Christus wirkt in seiner Kirche
Bezüglich der Unvollkommenheit der Kirche erinnerte Stammapostel Schneider daran, dass es nicht nur unvollkommene Menschen in der Kirche gebe, sondern auch Jesus Christus. Daher solle man auch darauf schauen, wie viel Gutes er in seiner Kirche bewirke, auch durch die Gläubigen, die sich in seinen Dienst stellen.
Wichtig sei dabei, dass jeder Christ im Wissen der eigenen Unzulänglichkeiten demütig an seinen Schwächen arbeite. „Dann können die Menschen erleben: In der Gemeinschaft der Gläubigen erleben wir Annahme, Verständnis und Liebe – hier wird niemand verurteilt oder ausgeschlossen“, so der Stammapostel. Kirche sei nicht perfekt, aber sie biete dann Wärme, Hilfe und Zuwendung.

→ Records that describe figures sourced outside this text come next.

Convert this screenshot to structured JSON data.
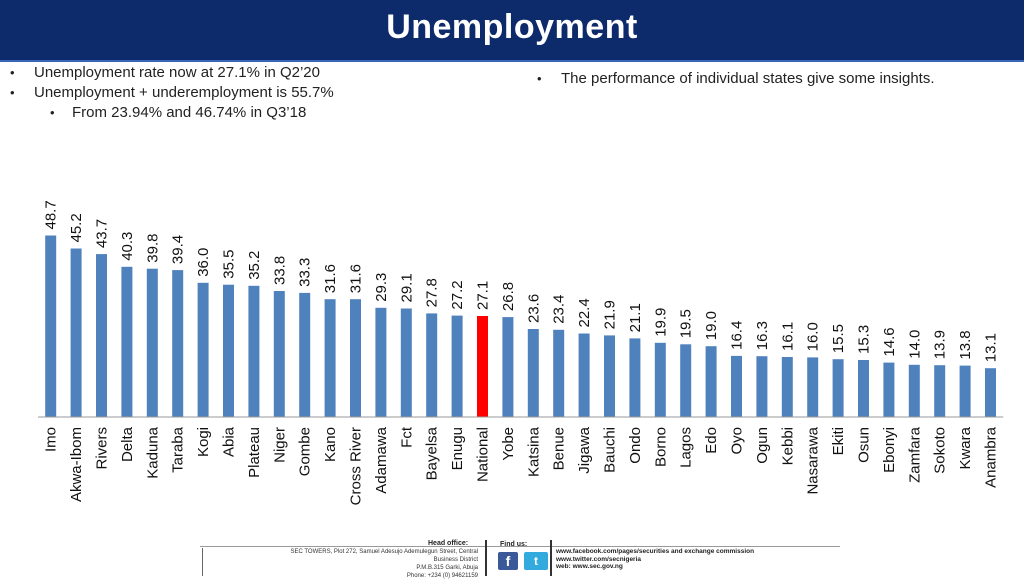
{
  "header": {
    "title": "Unemployment"
  },
  "bullets_left": [
    {
      "text": "Unemployment rate now at 27.1% in Q2’20",
      "level": 1
    },
    {
      "text": "Unemployment + underemployment is 55.7%",
      "level": 1
    },
    {
      "text": "From 23.94% and 46.74% in Q3’18",
      "level": 2
    }
  ],
  "bullets_right": [
    {
      "text": "The performance of individual states give some insights.",
      "level": 1
    }
  ],
  "bullet_glyph": "•",
  "chart_data": {
    "type": "bar",
    "title": "",
    "xlabel": "",
    "ylabel": "",
    "ylim": [
      0,
      55
    ],
    "grid": false,
    "legend": "none",
    "bar_color": "#4f81bd",
    "highlight_color": "#ff0000",
    "highlight_category": "National",
    "categories": [
      "Imo",
      "Akwa-Ibom",
      "Rivers",
      "Delta",
      "Kaduna",
      "Taraba",
      "Kogi",
      "Abia",
      "Plateau",
      "Niger",
      "Gombe",
      "Kano",
      "Cross River",
      "Adamawa",
      "Fct",
      "Bayelsa",
      "Enugu",
      "National",
      "Yobe",
      "Katsina",
      "Benue",
      "Jigawa",
      "Bauchi",
      "Ondo",
      "Borno",
      "Lagos",
      "Edo",
      "Oyo",
      "Ogun",
      "Kebbi",
      "Nasarawa",
      "Ekiti",
      "Osun",
      "Ebonyi",
      "Zamfara",
      "Sokoto",
      "Kwara",
      "Anambra"
    ],
    "values": [
      48.7,
      45.2,
      43.7,
      40.3,
      39.8,
      39.4,
      36.0,
      35.5,
      35.2,
      33.8,
      33.3,
      31.6,
      31.6,
      29.3,
      29.1,
      27.8,
      27.2,
      27.1,
      26.8,
      23.6,
      23.4,
      22.4,
      21.9,
      21.1,
      19.9,
      19.5,
      19.0,
      16.4,
      16.3,
      16.1,
      16.0,
      15.5,
      15.3,
      14.6,
      14.0,
      13.9,
      13.8,
      13.1
    ],
    "value_labels": [
      "48.7",
      "45.2",
      "43.7",
      "40.3",
      "39.8",
      "39.4",
      "36.0",
      "35.5",
      "35.2",
      "33.8",
      "33.3",
      "31.6",
      "31.6",
      "29.3",
      "29.1",
      "27.8",
      "27.2",
      "27.1",
      "26.8",
      "23.6",
      "23.4",
      "22.4",
      "21.9",
      "21.1",
      "19.9",
      "19.5",
      "19.0",
      "16.4",
      "16.3",
      "16.1",
      "16.0",
      "15.5",
      "15.3",
      "14.6",
      "14.0",
      "13.9",
      "13.8",
      "13.1"
    ]
  },
  "footer": {
    "head_office_label": "Head office:",
    "address_lines": [
      "SEC TOWERS, Plot 272, Samuel Adesujo Ademulegun Street, Central",
      "Business District",
      "P.M.B.315 Garki, Abuja",
      "Phone: +234 (0) 94621159"
    ],
    "find_us_label": "Find us:",
    "facebook_icon": "facebook-icon",
    "twitter_icon": "twitter-icon",
    "links": [
      "www.facebook.com/pages/securities and exchange commission",
      "www.twitter.com/secnigeria",
      "web: www.sec.gov.ng"
    ]
  }
}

Sein Fazit: In der Neuapostolischen Kirche, aber auch in anderen Glaubensgemeinschaften, könne man Erfahrungen machen, die den Glauben stärken. „Lassen wir uns daran erinnern und legen wir ein Zeugnis davon ab, wie wertvoll und bereichernd das Miteinander in Christus sein kann.“
Weitere Predigtbeiträge
Apostel Jens Korbien (Neuapostolische Kirche Nord- und Ostdeutschland) betonte, „Ein Gottesdienst ist nicht nur eine Versammlung, sondern eine Feier des Sieges Christi über das Böse.“ Apostel Dimitrios Diniz (Portugal) erinnerte an die Bedeutung der Versöhnung: „Frieden und wahre Liebe müssen wir im irdischen Leben lernen, nicht erst im Himmel.“
Der Gottesdienst konnte in vielen Gemeinden in Westdeutschland, Portugal sowie weiteren Gebietskirchen in Europa und Westafrika live via Internetübertragung miterlebt werden. Musikalisch wurde er vom Bezirkschor sowie Instrumentalisten musikalisch mitgestaltet.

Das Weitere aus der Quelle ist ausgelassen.